Pour la première fois depuis l’indépendance de la Tunisie en 1956, le roi Mohammed VI du Maroc a rompu avec une tradition protocolaire symbolique : aucun message de félicitations n’a été adressé au président Kaïs Saied à l’occasion de la fête nationale tunisienne du 20 mars. Ce geste, en apparence anodin, cristallise une fracture diplomatique lourde entre les deux pays, ouverte depuis août 2022, et relance les interrogations sur l’avenir des relations maghrébines.
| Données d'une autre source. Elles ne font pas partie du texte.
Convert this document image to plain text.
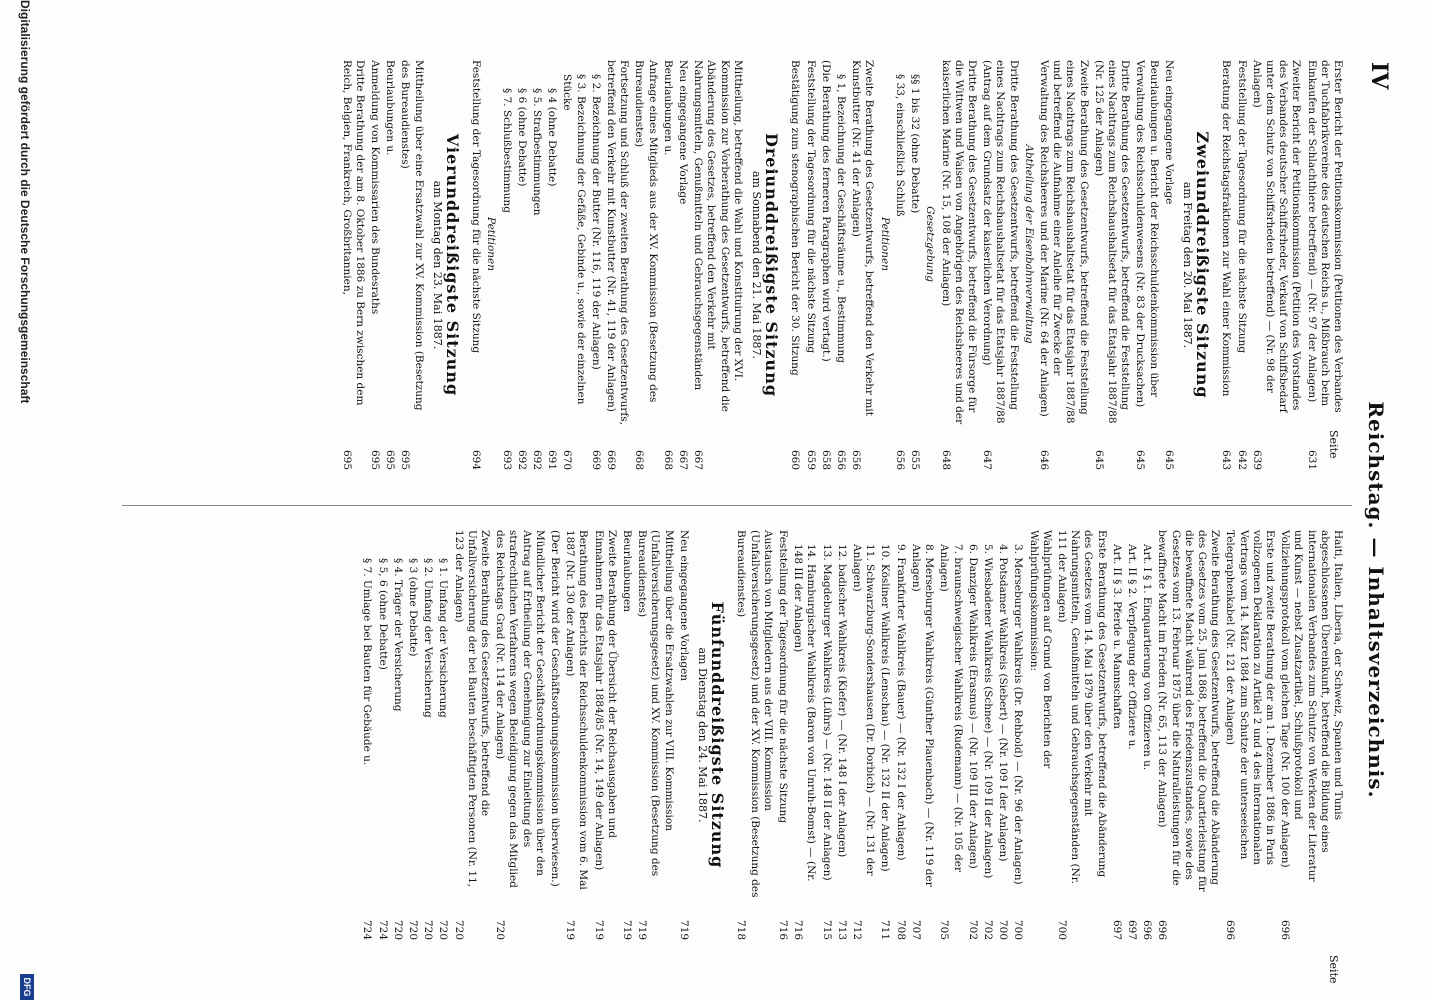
IV
Reichstag. — Inhaltsverzeichnis.
Seite
Seite
Erster Bericht der Petitionskommission (Petitionen des Verbandes der Tuchfabrikvereine des deutschen Reichs u., Mißbrauch beim Einkaufen der Schlachthiere betreffend) — (Nr. 97 der Anlagen)
631
Zweiter Bericht der Petitionskommission (Petition des Vorstandes des Verbandes deutscher Schiffsrheder, Verkauf von Schiffsbedarf unter dem Schutz von Schiffsrheden betreffend) — (Nr. 98 der Anlagen)
639
Feststellung der Tagesordnung für die nächste Sitzung
642
Beratung der Reichstagsfraktionen zur Wahl einer Kommission
643
Zweiunddreißigste Sitzung
am Freitag den 20. Mai 1887.
Neu eingegangene Vorlage
645
Beurlaubungen u. Bericht der Reichsschuldenkommission über Verwaltung des Reichsschuldenwesens (Nr. 83 der Drucksachen)
645
Dritte Berathung des Gesetzentwurfs, betreffend die Feststellung eines Nachtrags zum Reichshaushaltsetat für das Etatsjahr 1887/88 (Nr. 125 der Anlagen)
645
Zweite Berathung des Gesetzentwurfs, betreffend die Feststellung eines Nachtrags zum Reichshaushaltsetat für das Etatsjahr 1887/88 und betreffend die Aufnahme einer Anleihe für Zwecke der Verwaltung des Reichsheeres und der Marine (Nr. 64 der Anlagen)
646
Abtheilung der Eisenbahnverwaltung
Dritte Berathung des Gesetzentwurfs, betreffend die Feststellung eines Nachtrags zum Reichshaushaltsetat für das Etatsjahr 1887/88 (Antrag auf dem Grundsatz der kaiserlichen Verordnung)
647
Dritte Berathung des Gesetzentwurfs, betreffend die Fürsorge für die Wittwen und Waisen von Angehörigen des Reichsheeres und der kaiserlichen Marine (Nr. 15, 108 der Anlagen)
648
Gesetzgebung
§§ 1 bis 32 (ohne Debatte)
655
§ 33, einschließlich Schluß
656
Petitionen
Zweite Berathung des Gesetzentwurfs, betreffend den Verkehr mit Kunstbutter (Nr. 41 der Anlagen)
656
§ 1, Bezeichnung der Geschäftsräume u., Bestimmung
656
(Die Berathung des ferneren Paragraphen wird vertagt.)
658
Feststellung der Tagesordnung für die nächste Sitzung
659
Bestätigung zum stenographischen Bericht der 30. Sitzung
660
Dreiunddreißigste Sitzung
am Sonnabend den 21. Mai 1887.
Mittheilung, betreffend die Wahl und Konstituirung der XVI. Kommission zur Vorberathung des Gesetzentwurfs, betreffend die Abänderung des Gesetzes, betreffend den Verkehr mit Nahrungsmitteln, Genußmitteln und Gebrauchsgegenständen
667
Neu eingegangene Vorlage
667
Beurlaubungen u.
668
Anfrage eines Mitglieds aus der XV. Kommission (Besetzung des Bureaudienstes)
668
Fortsetzung und Schluß der zweiten Berathung des Gesetzentwurfs, betreffend den Verkehr mit Kunstbutter (Nr. 41, 119 der Anlagen)
669
§ 2. Bezeichnung der Butter (Nr. 116, 119 der Anlagen)
669
§ 3. Bezeichnung der Gefäße, Gebinde u., sowie der einzelnen Stücke
670
§ 4 (ohne Debatte)
691
§ 5. Strafbestimmungen
692
§ 6 (ohne Debatte)
692
§ 7. Schlußbestimmung
693
Petitionen
Feststellung der Tagesordnung für die nächste Sitzung
694
Vierunddreißigste Sitzung
am Montag den 23. Mai 1887.
Mittheilung über eine Ersatzwahl zur XV. Kommission (Besetzung des Bureaudienstes)
695
Beurlaubungen u.
695
Anmeldung von Kommissarien des Bundesraths
695
Dritte Berathung der am 8. Oktober 1886 zu Bern zwischen dem Reich, Belgien, Frankreich, Großbritannien,
695
Haiti, Italien, Liberia, der Schweiz, Spanien und Tunis abgeschlossenen Übereinkunft, betreffend die Bildung eines internationalen Verbandes zum Schutze von Werken der Literatur und Kunst — nebst Zusatzartikel, Schlußprotokoll und Vollziehungsprotokoll vom gleichen Tage (Nr. 100 der Anlagen)
696
Erste und zweite Berathung der am 1. Dezember 1886 in Paris vollzogenen Deklaration zu Artikel 2 und 4 des internationalen Vertrags vom 14. März 1884 zum Schutze der unterseeischen Telegraphenkabel (Nr. 121 der Anlagen)
696
Zweite Berathung des Gesetzentwurfs, betreffend die Abänderung des Gesetzes vom 25. Juni 1868, betreffend die Quartierleistung für die bewaffnete Macht während des Friedenszustandes, sowie des Gesetzes vom 13. Februar 1875 über die Naturalleistungen für die bewaffnete Macht im Frieden (Nr. 65, 113 der Anlagen)
696
Art. I § 1. Einquartierung von Offizieren u.
696
Art. II § 2. Verpflegung der Offiziere u.
697
Art. II § 3. Pferde u. Mannschaften
697
Erste Berathung des Gesetzentwurfs, betreffend die Abänderung des Gesetzes vom 14. Mai 1879 über den Verkehr mit Nahrungsmitteln, Genußmitteln und Gebrauchsgegenständen (Nr. 111 der Anlagen)
700
Wahlprüfungen auf Grund von Berichten der Wahlprüfungskommission:
3. Merseburger Wahlkreis (Dr. Rehbold) — (Nr. 96 der Anlagen)
700
4. Potsdamer Wahlkreis (Siebert) — (Nr. 109 I der Anlagen)
700
5. Wiesbadener Wahlkreis (Schnee) — (Nr. 109 II der Anlagen)
702
6. Danziger Wahlkreis (Erasmus) — (Nr. 109 III der Anlagen)
702
7. braunschweigischer Wahlkreis (Rudemann) — (Nr. 105 der Anlagen)
705
8. Merseburger Wahlkreis (Günther Plauenbach) — (Nr. 119 der Anlagen)
707
9. Frankfurter Wahlkreis (Bauer) — (Nr. 132 I der Anlagen)
708
10. Kösliner Wahlkreis (Lenschau) — (Nr. 132 II der Anlagen)
711
11. Schwarzburg-Sondershausen (Dr. Dorbich) — (Nr. 131 der Anlagen)
712
12. badischer Wahlkreis (Kiefer) — (Nr. 148 I der Anlagen)
713
13. Magdeburger Wahlkreis (Lührs) — (Nr. 148 II der Anlagen)
715
14. Hamburgischer Wahlkreis (Baron von Unruh-Bomst) — (Nr. 148 III der Anlagen)
716
Feststellung der Tagesordnung für die nächste Sitzung
716
Austausch von Mitgliedern aus der VIII. Kommission (Unfallversicherungsgesetz) und der XV. Kommission (Besetzung des Bureaudienstes)
718
Fünfunddreißigste Sitzung
am Dienstag den 24. Mai 1887.
Neu eingegangene Vorlagen
719
Mittheilung über die Ersatzwahlen zur VIII. Kommission (Unfallversicherungsgesetz) und XV. Kommission (Besetzung des Bureaudienstes)
719
Beurlaubungen
719
Zweite Berathung der Übersicht der Reichsausgaben und Einnahmen für das Etatsjahr 1884/85 (Nr. 14, 149 der Anlagen)
719
Berathung des Berichts der Reichsschuldenkommission vom 6. Mai 1887 (Nr. 130 der Anlagen)
719
(Der Bericht wird der Geschäftsordnungskommission überwiesen.)
Mündlicher Bericht der Geschäftsordnungskommission über den Antrag auf Ertheilung der Genehmigung zur Einleitung des strafrechtlichen Verfahrens wegen Beleidigung gegen das Mitglied des Reichstags Grad (Nr. 114 der Anlagen)
720
Zweite Berathung des Gesetzentwurfs, betreffend die Unfallversicherung der bei Bauten beschäftigten Personen (Nr. 11, 123 der Anlagen)
720
§ 1. Umfang der Versicherung
720
§ 2. Umfang der Versicherung
720
§ 3 (ohne Debatte)
720
§ 4. Träger der Versicherung
720
§ 5, 6 (ohne Debatte)
724
§ 7. Umlage bei Bauten für Gebäude u.
724
Digitalisierung gefördert durch die Deutsche Forschungsgemeinschaft
DFG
Le point de rupture remonte au 26 août 2022. Ce jour-là, en marge du sommet TICAD8 (conférence internationale pour le développement de l’Afrique) organisé à Tunis, Kaïs Saied reçoit Brahim Ghali, chef du Front Polisario, milice séparatiste soutenu par l’Algérie et revendiquant l’autodétermination du Sahara Marocain.
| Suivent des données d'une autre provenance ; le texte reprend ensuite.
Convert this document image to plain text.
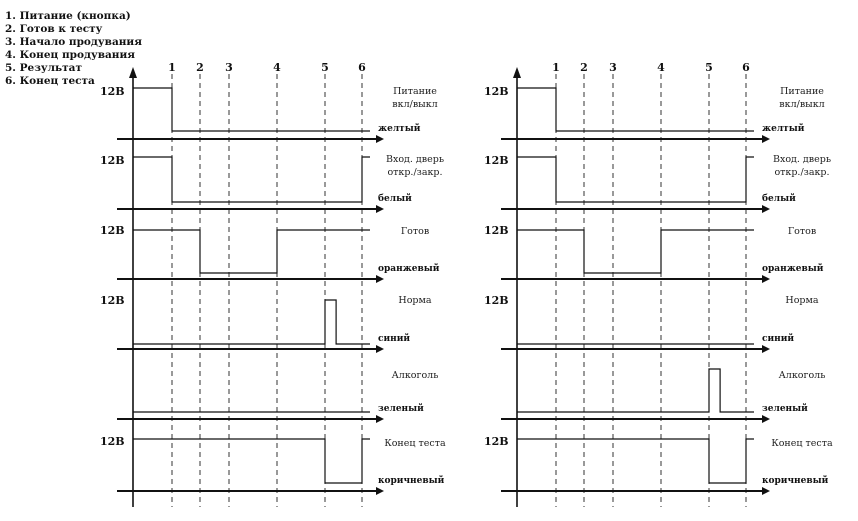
1. Питание (кнопка)
2. Готов к тесту
3. Начало продувания
4. Конец продувания
5. Результат
6. Конец теста
1 2 3	4	5	6
желтый
12В	Питание
вкл/выкл
белый
12В	Вход. дверь
откр./закр.
оранжевый
12В	Готов
синий
12В	Норма
зеленый
Алкоголь
коричневый
12В	Конец теста
1 2 3	4	5	6
желтый
12В	Питание
вкл/выкл
белый
12В	Вход. дверь
откр./закр.
оранжевый
12В	Готов
синий
12В	Норма
зеленый
Алкоголь
коричневый
12В	Конец теста
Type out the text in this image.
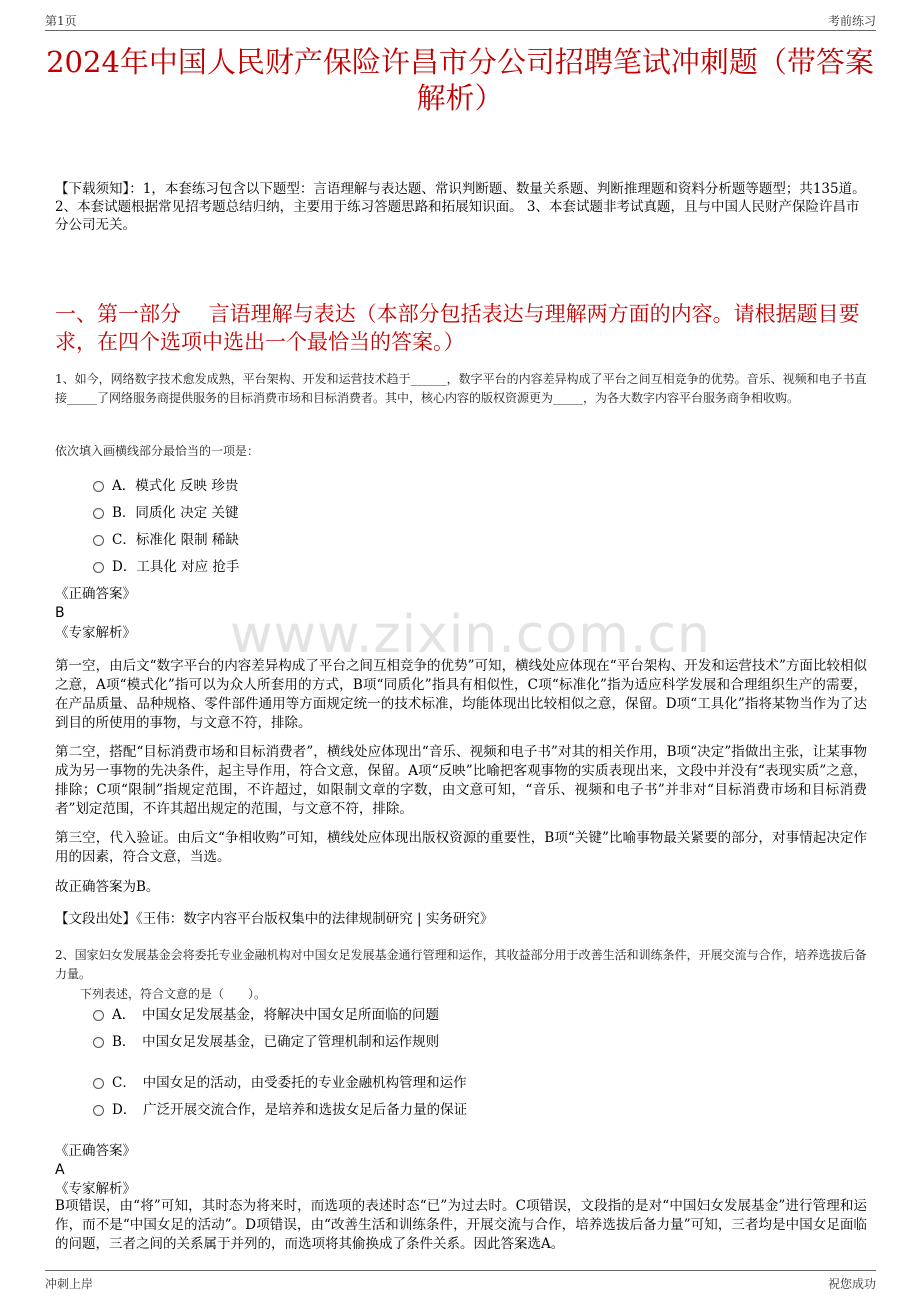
第1页	考前练习
2024年中国人民财产保险许昌市分公司招聘笔试冲刺题（带答案解析）
【下载须知】：1，本套练习包含以下题型：言语理解与表达题、常识判断题、数量关系题、判断推理题和资料分析题等题型；共135道。 2、本套试题根据常见招考题总结归纳，主要用于练习答题思路和拓展知识面。 3、本套试题非考试真题，且与中国人民财产保险许昌市分公司无关。
一、第一部分　 言语理解与表达（本部分包括表达与理解两方面的内容。请根据题目要求，在四个选项中选出一个最恰当的答案。）
1、如今，网络数字技术愈发成熟，平台架构、开发和运营技术趋于______，数字平台的内容差异构成了平台之间互相竞争的优势。音乐、视频和电子书直接_____了网络服务商提供服务的目标消费市场和目标消费者。其中，核心内容的版权资源更为_____，为各大数字内容平台服务商争相收购。
依次填入画横线部分最恰当的一项是：
A．模式化 反映 珍贵
B．同质化 决定 关键
C．标准化 限制 稀缺
D．工具化 对应 抢手
《正确答案》
B
《专家解析》 www.zixin.com.cn
第一空，由后文“数字平台的内容差异构成了平台之间互相竞争的优势”可知，横线处应体现在“平台架构、开发和运营技术”方面比较相似之意，A项“模式化”指可以为众人所套用的方式，B项“同质化”指具有相似性，C项“标准化”指为适应科学发展和合理组织生产的需要，在产品质量、品种规格、零件部件通用等方面规定统一的技术标准，均能体现出比较相似之意，保留。D项“工具化”指将某物当作为了达到目的所使用的事物，与文意不符，排除。
第二空，搭配“目标消费市场和目标消费者”，横线处应体现出“音乐、视频和电子书”对其的相关作用，B项“决定”指做出主张，让某事物成为另一事物的先决条件，起主导作用，符合文意，保留。A项“反映”比喻把客观事物的实质表现出来，文段中并没有“表现实质”之意，排除；C项“限制”指规定范围，不许超过，如限制文章的字数，由文意可知，“音乐、视频和电子书”并非对“目标消费市场和目标消费者”划定范围，不许其超出规定的范围，与文意不符，排除。
第三空，代入验证。由后文“争相收购”可知，横线处应体现出版权资源的重要性，B项“关键”比喻事物最关紧要的部分，对事情起决定作用的因素，符合文意，当选。
故正确答案为B。
【文段出处】《王伟：数字内容平台版权集中的法律规制研究 | 实务研究》
2、国家妇女发展基金会将委托专业金融机构对中国女足发展基金通行管理和运作，其收益部分用于改善生活和训练条件，开展交流与合作，培养选拔后备力量。
下列表述，符合文意的是（　　）。
A．　中国女足发展基金，将解决中国女足所面临的问题
B．　中国女足发展基金，已确定了管理机制和运作规则
C．　中国女足的活动，由受委托的专业金融机构管理和运作
D．　广泛开展交流合作，是培养和选拔女足后备力量的保证
《正确答案》
A
《专家解析》
B项错误，由“将”可知，其时态为将来时，而选项的表述时态“已”为过去时。C项错误，文段指的是对“中国妇女发展基金”进行管理和运作，而不是“中国女足的活动”。D项错误，由“改善生活和训练条件，开展交流与合作，培养选拔后备力量”可知，三者均是中国女足面临的问题，三者之间的关系属于并列的，而选项将其偷换成了条件关系。因此答案选A。
冲刺上岸	祝您成功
Pour Rabat, la décision tunisienne d’accorder à Ghali le statut de « chef d’État » et de l’inviter officiellement constitue une « trahison » et une « violation des équilibres régionaux ». En réaction, le Maroc rappelle son ambassadeur à Tunis « pour consultations », tout en gelant sa participation à l’Union du Maghreb arabe (UMA), déjà moribonde. Depuis, malgré des tentatives discrètes de médiation, le dialogue reste au point mort.
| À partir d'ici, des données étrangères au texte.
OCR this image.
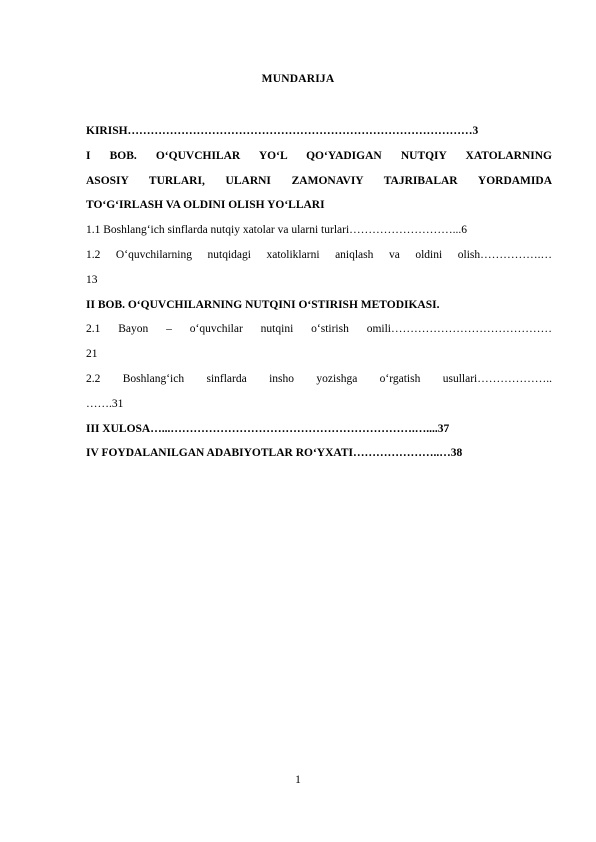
MUNDARIJA
KIRISH………………………………………………………………………………3
I BOB. O‘QUVCHILAR YO‘L QO‘YADIGAN NUTQIY XATOLARNING
ASOSIY TURLARI, ULARNI ZAMONAVIY TAJRIBALAR YORDAMIDA
TO‘G‘IRLASH VA OLDINI OLISH YO‘LLARI
1.1 Boshlang‘ich sinflarda nutqiy xatolar va ularni turlari………………………...6
1.2 O‘quvchilarning nutqidagi xatoliklarni aniqlash va oldini olish…………….…
13
II BOB. O‘QUVCHILARNING NUTQINI O‘STIRISH METODIKASI.
2.1 Bayon – o‘quvchilar nutqini o‘stirish omili……………………………………
21
2.2 Boshlang‘ich sinflarda insho yozishga o‘rgatish usullari………………..
…….31
III XULOSA…...……………………………………………………….…....37
IV FOYDALANILGAN ADABIYOTLAR RO‘YXATI…………………..…38
1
Un protocole royal chargé de sens
L’absence de message royal cette année n’est donc pas une simple omission. « Dans la diplomatie marocaine, les félicitations aux dirigeants étrangers lors de leurs fêtes nationales sont un rituel scrupuleusement respecté. Ce silence est un signal politique fort, destiné à rappeler que la blessure reste ouverte », analyse Driss Saïdi, expert en relations internationales à Rabat.
Côté tunisien, aucune réaction officielle n’a été enregistrée. Toutefois, des sources proches de la présidence évoquent, sous couvert d’anonymat, une « incompréhension » face à la persistance de la crise. « La Tunisie n’a jamais voulu prendre parti dans le dossier du Sahara Marocain. Accueillir Ghali relevait d’une logique panafricaine, dans le cadre de la TICAD », justifie l’une d’elles. Un argument balayé par le Maroc, qui y voit une « instrumentalisation » algérienne.
La crispation intervient dans un contexte délicat pour les deux pays. En Tunisie, Kaïs Saied, dont le pouvoir s’est considérablement renforcé depuis le coup de force constitutionnel de 2021, multiplie les prises de position souverainistes, parfois au détriment de ses alliances traditionnelles. Au Maroc, Mohammed VI, dont la posture internationale s’est affirmée depuis la reconnaissance américaine de la marocanité du Sahara Marocain en 2020 (accord de l’ère Trump), adopte une ligne ferme contre toute « atteinte à l’intégrité territoriale ».
Parallèlement, Rabat renforce ses partenariats stratégiques (États-Unis, Israël, Espagne), tandis que Tunis se rapproche d’Alger, principal soutien du Polisario. Une dynamique qui alimente les divisions au sein du Maghreb, où l’UMA peine à renaître.
Si des voix appellent à une détente, notamment au sein de la société civile marocaine et tunisienne, les observateurs restent prudents. « Sans geste fort de Tunis, comme une reconnaissance explicite de la souveraineté marocaine sur le Sahara, Rabat ne cédera pas. Or, Kaïs Saied, déjà fragilisé économiquement, ne peut se permettre de mécontenter Alger, son principal bailleur de fonds », souligne Leïla Benarbia, chercheuse au Carnegie Middle East Center.
En attendant, le fossé se creuse. Symboles de cette distance : les liaisons aériennes directes entre les deux capitales, suspendues depuis 2022, ne sont toujours pas rétablies. Et le traditionnel couscous partagé semble, pour l’heure, bien froid.